Three Burbank high school students, who are also members of the same jazz trio, recently attended the selective Grammy Camp summer program to further their intensive music study.
Drummer and percussionist Kobi Abcede, a senior at Burroughs High School, attended the Grammy Camp in Minneapolis earlier in July. Band members Josh Turner and Evan Mehta attended the Los Angeles Grammy Camp session later in July.
“Grammy Camp was special from the other camps because it was the closest thing I ever felt to being a professional musician,” Abcede commented. “We got to work with other people, not just musicians, and we all collaborated to make something special.”
Bassist Turner, a junior at Burroughs, met Abcede, then a ninth-grader, when Turner was an eighth-grader in middle school jazz band. They joined forces with keyboardist and pianist Mehta, a junior at Burbank High School, after connecting with him at a Burbank-Burroughs combined jazz performance earlier this year.
“Grammy Camp was an incredible experience yet again, it is incredible to be with other musicians and songwriters of a high caliber,” said Mehta, who attended the Los Angeles program for the second year in a row. “To play with world-class musicians and to be able to gain attention from people like the president of Capitol Records, the founder or Earth Wind and Fire, Justin Timberlake’s producer and major artists from around the planet every day is a priceless opportunity.”
In its tenth year, Grammy Camp holds one-week intensive workshops and sessions with music industry veterans and seasoned professional musicians in Minneapolis, Nashville, New York City and Los Angeles. The culmination of each week is the Launch Party, at which program participants jam onstage.
Held at the El Rey Theatre, this year’s Launch Party for the L.A. program brought together the session’s 75 students who performed original material. Hosted by actress and singer Nikki Reed, the event was attended by Atom Factory’s Troy Carter, singer/songwriter Caitlyn Crosby and Roar Management’s Will Ward.
“I feel that my preparation and ability to seize opportunity allowed me to be selected out of thousands of applicants,” Mehta continued. “My advice to other young musicians would be to employ the same preparation and be ready to grind in order to become a full-fledged professional. It is NOT good enough to be just a great pianist, singer or dancer. You need to be able to do it all.”

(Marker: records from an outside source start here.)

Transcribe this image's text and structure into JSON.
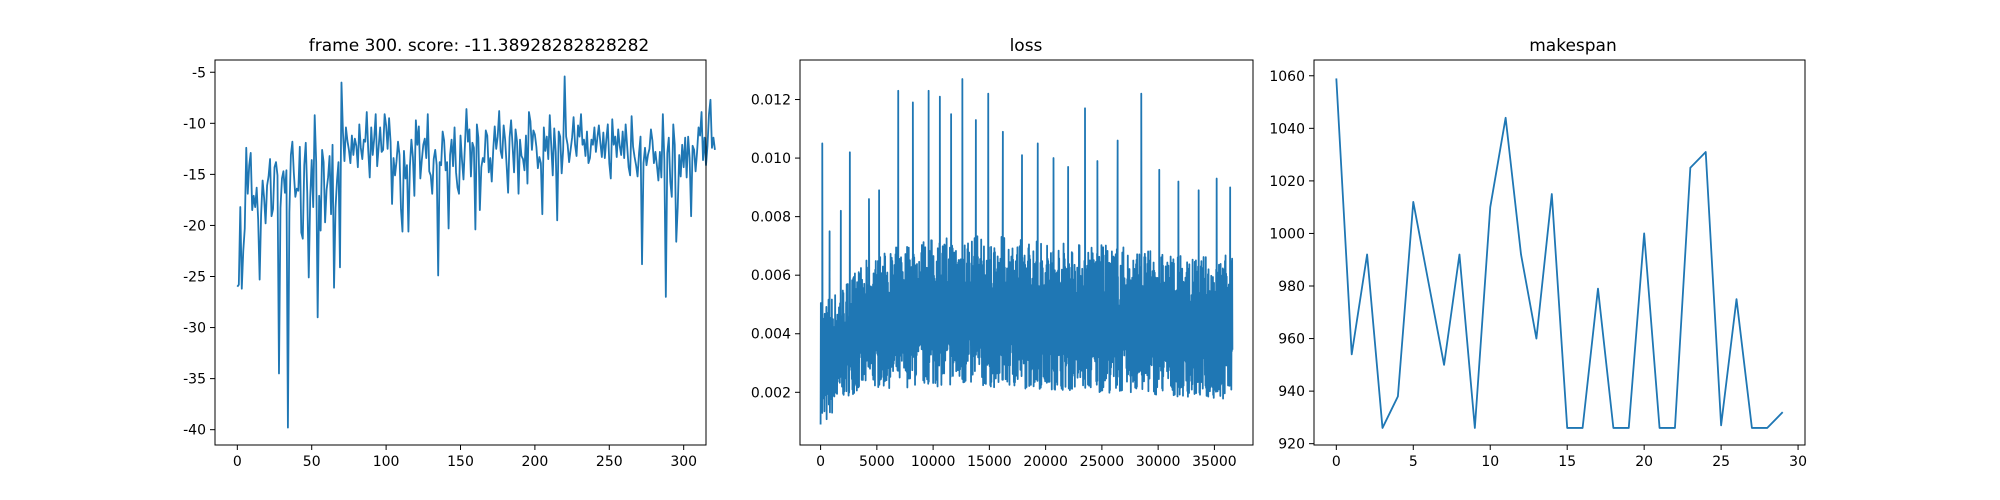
{
  "figure": {
    "background": "#ffffff",
    "line_color": "#1f77b4",
    "axes_color": "#000000"
  },
  "chart_data": [
    {
      "type": "line",
      "title": "frame 300. score: -11.38928282828282",
      "xlabel": "",
      "ylabel": "",
      "xlim": [
        -15,
        315
      ],
      "ylim": [
        -41.5,
        -3.8
      ],
      "xticks": [
        0,
        50,
        100,
        150,
        200,
        250,
        300
      ],
      "yticks": [
        -40,
        -35,
        -30,
        -25,
        -20,
        -15,
        -10,
        -5
      ],
      "grid": false,
      "series": [
        {
          "x_start": 0,
          "x_step": 1,
          "values": [
            -26,
            -25.8,
            -18.2,
            -26.2,
            -22.5,
            -20.3,
            -12.4,
            -16.9,
            -14.1,
            -12.9,
            -18.5,
            -17.1,
            -18.2,
            -16.3,
            -19.4,
            -25.3,
            -18.9,
            -15.6,
            -17.3,
            -19.8,
            -16.1,
            -15.2,
            -13.5,
            -19.1,
            -18.4,
            -14.3,
            -13.8,
            -15.1,
            -34.5,
            -18.3,
            -15.4,
            -14.7,
            -16.8,
            -14.6,
            -39.8,
            -18.7,
            -13.1,
            -11.8,
            -14.9,
            -17.2,
            -16.4,
            -16.6,
            -12.3,
            -20.7,
            -21.3,
            -14.1,
            -11.9,
            -16.8,
            -25.1,
            -17.3,
            -13.6,
            -18.2,
            -9.2,
            -13.8,
            -29,
            -17.1,
            -20.5,
            -12.6,
            -13.8,
            -19.7,
            -16.5,
            -15.3,
            -13.2,
            -18.9,
            -12.1,
            -26.1,
            -18.3,
            -15.6,
            -13.8,
            -24.1,
            -6,
            -10.9,
            -13.7,
            -10.4,
            -11.7,
            -12.6,
            -13.9,
            -11.2,
            -13.1,
            -11.5,
            -12.2,
            -14.3,
            -10.1,
            -12.4,
            -13.5,
            -11.6,
            -11.8,
            -8.9,
            -12.7,
            -15.3,
            -10.4,
            -13.1,
            -11.5,
            -9.1,
            -14.2,
            -12.3,
            -10.4,
            -12.8,
            -12.6,
            -9.1,
            -10.2,
            -12.5,
            -9.5,
            -11.8,
            -17.9,
            -13.4,
            -15.1,
            -13.7,
            -11.8,
            -13.1,
            -18.4,
            -20.6,
            -12.7,
            -15.4,
            -14.1,
            -20.6,
            -14.2,
            -11.6,
            -13.3,
            -17.1,
            -9.7,
            -12.1,
            -10.3,
            -15.4,
            -13.6,
            -12.1,
            -11.5,
            -13.4,
            -9.1,
            -14.7,
            -15.1,
            -16.9,
            -13.5,
            -12.6,
            -14.1,
            -24.9,
            -13.8,
            -14.1,
            -10.8,
            -11.7,
            -14.6,
            -13.8,
            -20.3,
            -13.1,
            -11.6,
            -14.2,
            -10.4,
            -14.8,
            -16.3,
            -16.9,
            -11.2,
            -13.6,
            -15.5,
            -12.1,
            -8.6,
            -11.8,
            -10.6,
            -15.2,
            -11.9,
            -12.4,
            -20.4,
            -10.1,
            -11.4,
            -18.5,
            -14.3,
            -13.4,
            -13.8,
            -10.7,
            -11.2,
            -14.8,
            -13.4,
            -15.7,
            -12.6,
            -10.3,
            -12.5,
            -11.3,
            -8.8,
            -12.7,
            -13.4,
            -10.2,
            -11.6,
            -14.1,
            -16.8,
            -11.4,
            -9.7,
            -12.2,
            -14.8,
            -10.6,
            -11.8,
            -16.9,
            -11.6,
            -13.2,
            -13.5,
            -14.6,
            -11.2,
            -15.9,
            -8.9,
            -9.8,
            -12.6,
            -10.7,
            -11.1,
            -12.3,
            -14.4,
            -13.3,
            -13.9,
            -18.9,
            -10.4,
            -12.7,
            -11.3,
            -13.5,
            -9.2,
            -12.2,
            -15.1,
            -10.5,
            -12.8,
            -19.5,
            -10.8,
            -11.3,
            -14.9,
            -12.6,
            -5.4,
            -11.3,
            -12.1,
            -13.8,
            -12.6,
            -11.4,
            -9.4,
            -12.1,
            -13.2,
            -10.2,
            -11.3,
            -9.1,
            -12.1,
            -11.6,
            -13.2,
            -10.8,
            -13.9,
            -13.4,
            -11.6,
            -12.1,
            -10.4,
            -12.8,
            -11.4,
            -10.2,
            -11.9,
            -13.3,
            -10.9,
            -13.4,
            -11.6,
            -10.1,
            -13.9,
            -15.4,
            -9.6,
            -12.1,
            -11.3,
            -13.3,
            -10.6,
            -12.2,
            -13.1,
            -10.8,
            -13.4,
            -10.1,
            -12.2,
            -14.3,
            -15.1,
            -9.3,
            -12.3,
            -13.3,
            -14.1,
            -15.2,
            -12.9,
            -11.3,
            -23.8,
            -13.9,
            -12.4,
            -14.1,
            -13.1,
            -12.5,
            -10.6,
            -11.7,
            -13.9,
            -12.8,
            -14.1,
            -15.6,
            -12.8,
            -15.3,
            -9.1,
            -13.6,
            -27,
            -12.9,
            -11.4,
            -15.7,
            -17.2,
            -10.1,
            -12.1,
            -21.6,
            -18.2,
            -13.1,
            -15.2,
            -12.1,
            -14.3,
            -11.4,
            -15.3,
            -11.3,
            -13.4,
            -19.1,
            -12.2,
            -12.6,
            -14.7,
            -12.8,
            -10.4,
            -11.2,
            -8.9,
            -13.6,
            -11.4,
            -14.1,
            -12.2,
            -9.1,
            -7.7,
            -12.4,
            -11.4,
            -12.6
          ]
        }
      ]
    },
    {
      "type": "line",
      "title": "loss",
      "xlabel": "",
      "ylabel": "",
      "xlim": [
        -1830,
        38430
      ],
      "ylim": [
        0.0002,
        0.01335
      ],
      "xticks": [
        0,
        5000,
        10000,
        15000,
        20000,
        25000,
        30000,
        35000
      ],
      "yticks": [
        0.002,
        0.004,
        0.006,
        0.008,
        0.01,
        0.012
      ],
      "ytick_labels": [
        "0.002",
        "0.004",
        "0.006",
        "0.008",
        "0.010",
        "0.012"
      ],
      "grid": false,
      "series": [
        {
          "x_start": 0,
          "x_end": 36600,
          "points_estimated": 1500,
          "envelope_low": [
            [
              0,
              0.0009
            ],
            [
              250,
              0.0007
            ],
            [
              1000,
              0.0012
            ],
            [
              2000,
              0.0018
            ],
            [
              4000,
              0.0021
            ],
            [
              10000,
              0.0022
            ],
            [
              20000,
              0.0021
            ],
            [
              30000,
              0.0019
            ],
            [
              36600,
              0.0017
            ]
          ],
          "envelope_high": [
            [
              0,
              0.0052
            ],
            [
              1500,
              0.0055
            ],
            [
              4000,
              0.0065
            ],
            [
              8000,
              0.0072
            ],
            [
              13000,
              0.0074
            ],
            [
              20000,
              0.0072
            ],
            [
              27000,
              0.007
            ],
            [
              33000,
              0.0066
            ],
            [
              36600,
              0.0068
            ]
          ],
          "spikes": [
            [
              150,
              0.0105
            ],
            [
              800,
              0.0075
            ],
            [
              1800,
              0.0082
            ],
            [
              2600,
              0.0102
            ],
            [
              4300,
              0.0086
            ],
            [
              5200,
              0.0089
            ],
            [
              6900,
              0.0123
            ],
            [
              8200,
              0.0119
            ],
            [
              9600,
              0.0123
            ],
            [
              10600,
              0.0121
            ],
            [
              11600,
              0.0115
            ],
            [
              12600,
              0.0127
            ],
            [
              13800,
              0.0113
            ],
            [
              14900,
              0.0122
            ],
            [
              16200,
              0.0109
            ],
            [
              17900,
              0.0101
            ],
            [
              19300,
              0.0105
            ],
            [
              20700,
              0.01
            ],
            [
              22000,
              0.0097
            ],
            [
              23500,
              0.0117
            ],
            [
              24600,
              0.0099
            ],
            [
              26400,
              0.0106
            ],
            [
              28500,
              0.0122
            ],
            [
              30100,
              0.0096
            ],
            [
              31800,
              0.0092
            ],
            [
              33600,
              0.0089
            ],
            [
              35200,
              0.0093
            ],
            [
              36400,
              0.009
            ]
          ]
        }
      ]
    },
    {
      "type": "line",
      "title": "makespan",
      "xlabel": "",
      "ylabel": "",
      "xlim": [
        -1.45,
        30.45
      ],
      "ylim": [
        919.5,
        1066
      ],
      "xticks": [
        0,
        5,
        10,
        15,
        20,
        25,
        30
      ],
      "yticks": [
        920,
        940,
        960,
        980,
        1000,
        1020,
        1040,
        1060
      ],
      "grid": false,
      "series": [
        {
          "x": [
            0,
            1,
            2,
            3,
            4,
            5,
            6,
            7,
            8,
            9,
            10,
            11,
            12,
            13,
            14,
            15,
            16,
            17,
            18,
            19,
            20,
            21,
            22,
            23,
            24,
            25,
            26,
            27,
            28,
            29
          ],
          "values": [
            1059,
            954,
            992,
            926,
            938,
            1012,
            981,
            950,
            992,
            926,
            1010,
            1044,
            992,
            960,
            1015,
            926,
            926,
            979,
            926,
            926,
            1000,
            926,
            926,
            1025,
            1031,
            927,
            975,
            926,
            926,
            932
          ]
        }
      ]
    }
  ]
}
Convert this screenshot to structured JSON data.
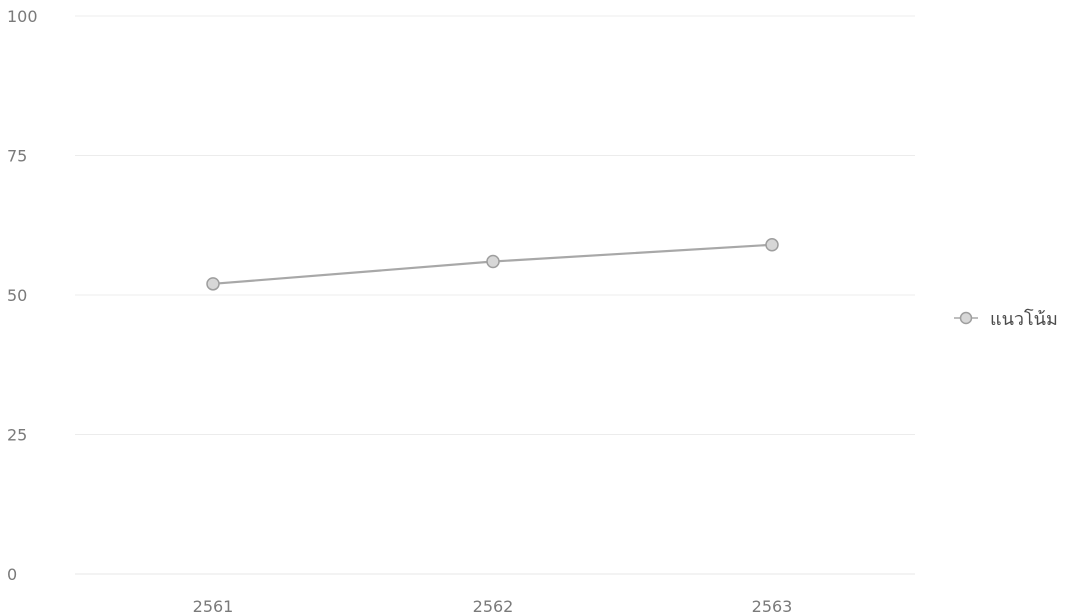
{
  "chart_data": {
    "type": "line",
    "categories": [
      "2561",
      "2562",
      "2563"
    ],
    "series": [
      {
        "name": "แนวโน้ม",
        "values": [
          52,
          56,
          59
        ]
      }
    ],
    "ylim": [
      0,
      100
    ],
    "yticks": [
      0,
      25,
      50,
      75,
      100
    ],
    "grid": true,
    "legend": "right",
    "colors": {
      "grid": "#ececec",
      "line": "#a8a8a8",
      "marker_fill": "#d7d7d7",
      "marker_stroke": "#9e9e9e",
      "tick_text": "#7a7a7a",
      "legend_text": "#4a4a4a"
    }
  }
}
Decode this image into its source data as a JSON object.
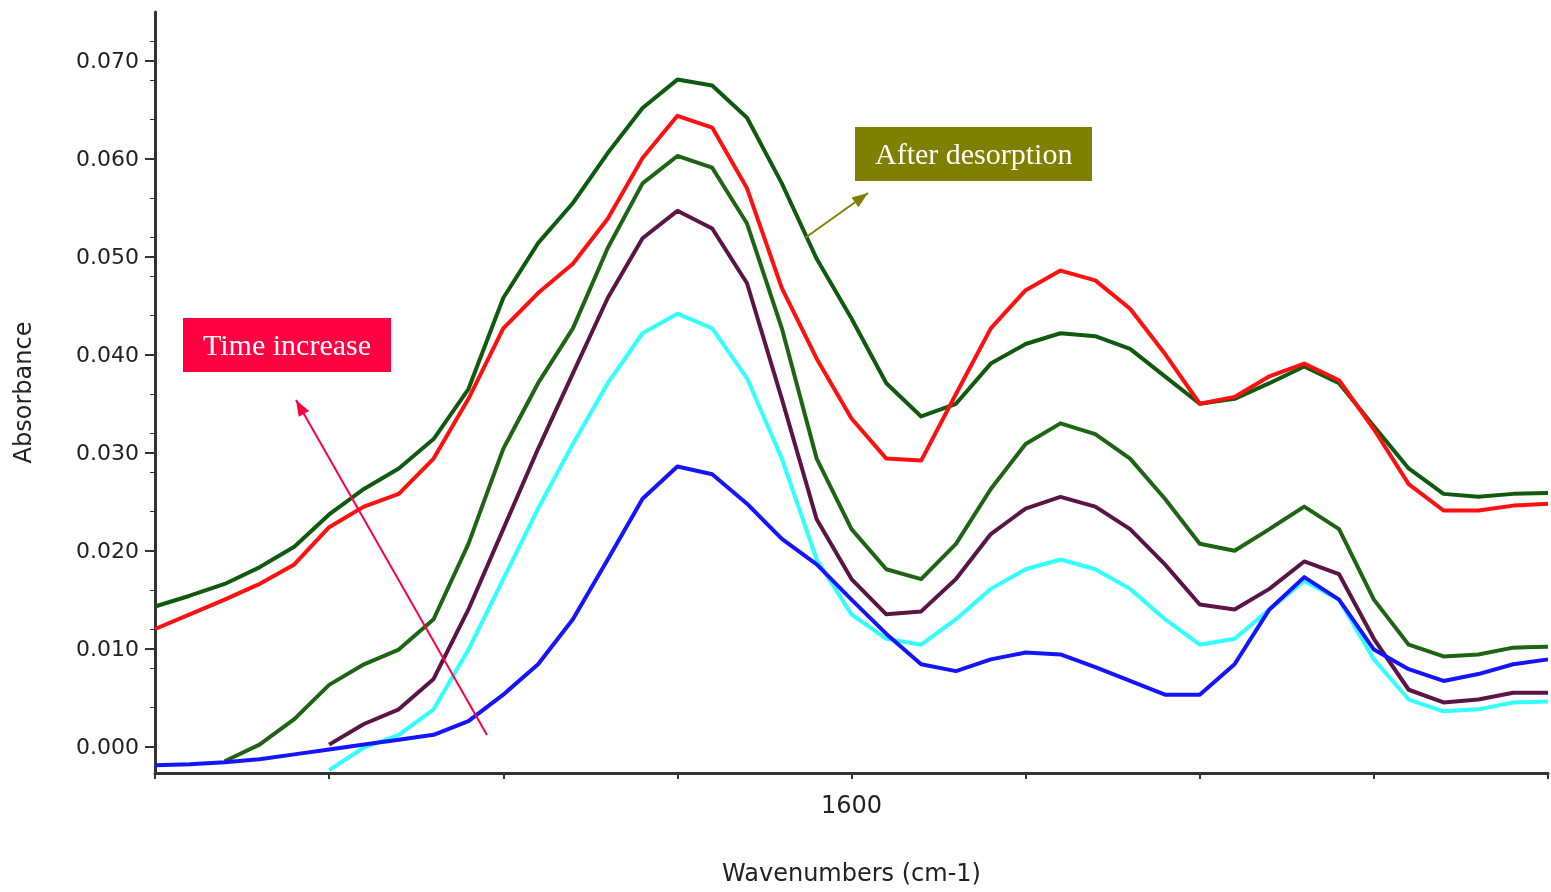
{
  "chart_data": {
    "type": "line",
    "xlabel": "Wavenumbers (cm-1)",
    "ylabel": "Absorbance",
    "categories": [
      null,
      null,
      null,
      null,
      null,
      null,
      null,
      null,
      null,
      null,
      null,
      null,
      null,
      null,
      null,
      null,
      null,
      null,
      null,
      null,
      null,
      null,
      null,
      null,
      null,
      null,
      null,
      null,
      null,
      null,
      null,
      null,
      null,
      null,
      null,
      null,
      null,
      null,
      null,
      null,
      null
    ],
    "ylim": [
      -0.0027,
      0.075
    ],
    "yticks": [
      {
        "value": 0,
        "label": "0.000"
      },
      {
        "value": 0.01,
        "label": "0.010"
      },
      {
        "value": 0.02,
        "label": "0.020"
      },
      {
        "value": 0.03,
        "label": "0.030"
      },
      {
        "value": 0.04,
        "label": "0.040"
      },
      {
        "value": 0.05,
        "label": "0.050"
      },
      {
        "value": 0.06,
        "label": "0.060"
      },
      {
        "value": 0.07,
        "label": "0.070"
      }
    ],
    "grid": false,
    "marker": "none",
    "line_style": "solid",
    "annotations": [
      "After desorption",
      "Time increase",
      "1600"
    ],
    "series": [
      {
        "color": "#0f5a0f",
        "values": [
          0.0143,
          0.0154,
          0.0166,
          0.0183,
          0.0204,
          0.0237,
          0.0263,
          0.0284,
          0.0314,
          0.0365,
          0.0458,
          0.0514,
          0.0555,
          0.0606,
          0.0652,
          0.0681,
          0.0675,
          0.0642,
          0.0575,
          0.0498,
          0.0437,
          0.0371,
          0.0337,
          0.035,
          0.0391,
          0.0411,
          0.0422,
          0.0419,
          0.0406,
          0.0378,
          0.035,
          0.0355,
          0.0371,
          0.0388,
          0.0371,
          0.0327,
          0.0284,
          0.0258,
          0.0255,
          0.0258,
          0.0259
        ]
      },
      {
        "color": "#ff1010",
        "values": [
          0.012,
          0.0135,
          0.015,
          0.0166,
          0.0186,
          0.0224,
          0.0245,
          0.0258,
          0.0294,
          0.0355,
          0.0427,
          0.0463,
          0.0493,
          0.0539,
          0.0601,
          0.0644,
          0.0632,
          0.057,
          0.0468,
          0.0396,
          0.0335,
          0.0294,
          0.0292,
          0.036,
          0.0427,
          0.0466,
          0.0486,
          0.0476,
          0.0447,
          0.0401,
          0.035,
          0.0357,
          0.0378,
          0.0391,
          0.0374,
          0.0324,
          0.0268,
          0.0241,
          0.0241,
          0.0246,
          0.0248
        ]
      },
      {
        "color": "#1e6414",
        "values": [
          null,
          null,
          -0.0015,
          0.0002,
          0.0028,
          0.0063,
          0.0084,
          0.0099,
          0.013,
          0.0207,
          0.0304,
          0.0371,
          0.0427,
          0.0509,
          0.0575,
          0.0603,
          0.0591,
          0.0534,
          0.0427,
          0.0294,
          0.0222,
          0.0181,
          0.0171,
          0.0207,
          0.0263,
          0.0309,
          0.033,
          0.0319,
          0.0294,
          0.0253,
          0.0207,
          0.02,
          0.0222,
          0.0245,
          0.0222,
          0.015,
          0.0104,
          0.0092,
          0.0094,
          0.0101,
          0.0102
        ]
      },
      {
        "color": "#5a1446",
        "values": [
          null,
          null,
          null,
          null,
          null,
          0.0002,
          0.0023,
          0.0038,
          0.0069,
          0.014,
          0.0222,
          0.0304,
          0.0381,
          0.0458,
          0.0519,
          0.0547,
          0.0529,
          0.0473,
          0.0355,
          0.0232,
          0.0171,
          0.0135,
          0.0138,
          0.0171,
          0.0217,
          0.0243,
          0.0255,
          0.0245,
          0.0222,
          0.0186,
          0.0145,
          0.014,
          0.0161,
          0.0189,
          0.0176,
          0.011,
          0.0058,
          0.0045,
          0.0048,
          0.0055,
          0.0055
        ]
      },
      {
        "color": "#33ffff",
        "values": [
          null,
          null,
          null,
          null,
          null,
          -0.0024,
          -0.0001,
          0.0012,
          0.0038,
          0.0099,
          0.0171,
          0.0243,
          0.0309,
          0.0371,
          0.0422,
          0.0442,
          0.0427,
          0.0376,
          0.0294,
          0.0191,
          0.0135,
          0.011,
          0.0104,
          0.013,
          0.0161,
          0.0181,
          0.0191,
          0.0181,
          0.0161,
          0.013,
          0.0104,
          0.011,
          0.014,
          0.0169,
          0.015,
          0.0089,
          0.0048,
          0.0036,
          0.0038,
          0.0045,
          0.0046
        ]
      },
      {
        "color": "#1414ff",
        "values": [
          -0.0019,
          -0.0018,
          -0.0016,
          -0.0013,
          -0.0008,
          -0.0003,
          0.0002,
          0.0007,
          0.0012,
          0.0026,
          0.0053,
          0.0084,
          0.013,
          0.0191,
          0.0253,
          0.0286,
          0.0278,
          0.0248,
          0.0212,
          0.0186,
          0.015,
          0.0115,
          0.0084,
          0.0077,
          0.0089,
          0.0096,
          0.0094,
          0.0081,
          0.0067,
          0.0053,
          0.0053,
          0.0084,
          0.014,
          0.0173,
          0.015,
          0.0099,
          0.0079,
          0.0067,
          0.0074,
          0.0084,
          0.0089
        ]
      }
    ]
  }
}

Turner plays electric and upright bass and basically is self-taught. After joining middle school band in sixth grade, he continues to explore his love of music, playing in the Burroughs high school band and jamming with other local musicians like Abcede and Mehta.
“I am really influenced by Early funk like, Parliament Funkadelic, Brothers Johnson, Kool and the Gang, KC and the Sunshine Band and Chic,” he said. “I am also influenced by Ray Brown, Paul Chambers, and Jaco Pastorius.”
Mehta took formal piano lessons until age 12. Since that time, he says he’s been self-taught from books and recordings. He also plays in the Burbank High School band program.
“I ran a jazz trio my sophomore year that played at reputable clubs in LA, most notably Vitellos, Vibratos and LA Live,” Mehta continued. “Now, I am in the process of creating a fusion band with some college musicians, writing for film, producing and writing R&B/Hip Hop tracks, learning how to mix and master tracks and forming business connections with older industry professionals.”
“We play mostly Latin and straight-ahead jazz standards that I have rearranged or re-harmonized,” Mehta said about the as-yet-unnamed Burbank high school trio. “We also play fusion, neo-soul and funk. None of my groups work with a teacher, they are self-led; however we have been approached by very reputable mentors such as Gordon Goodwin, Russell Ferrante, Ron Jones, Pat Senatore and others.”
At a recent rehearsal in Burbank, the trio sounded well put-together, running through recognizable jazz standards. The group intends to play at local school functions and around the L.A. area in the coming year.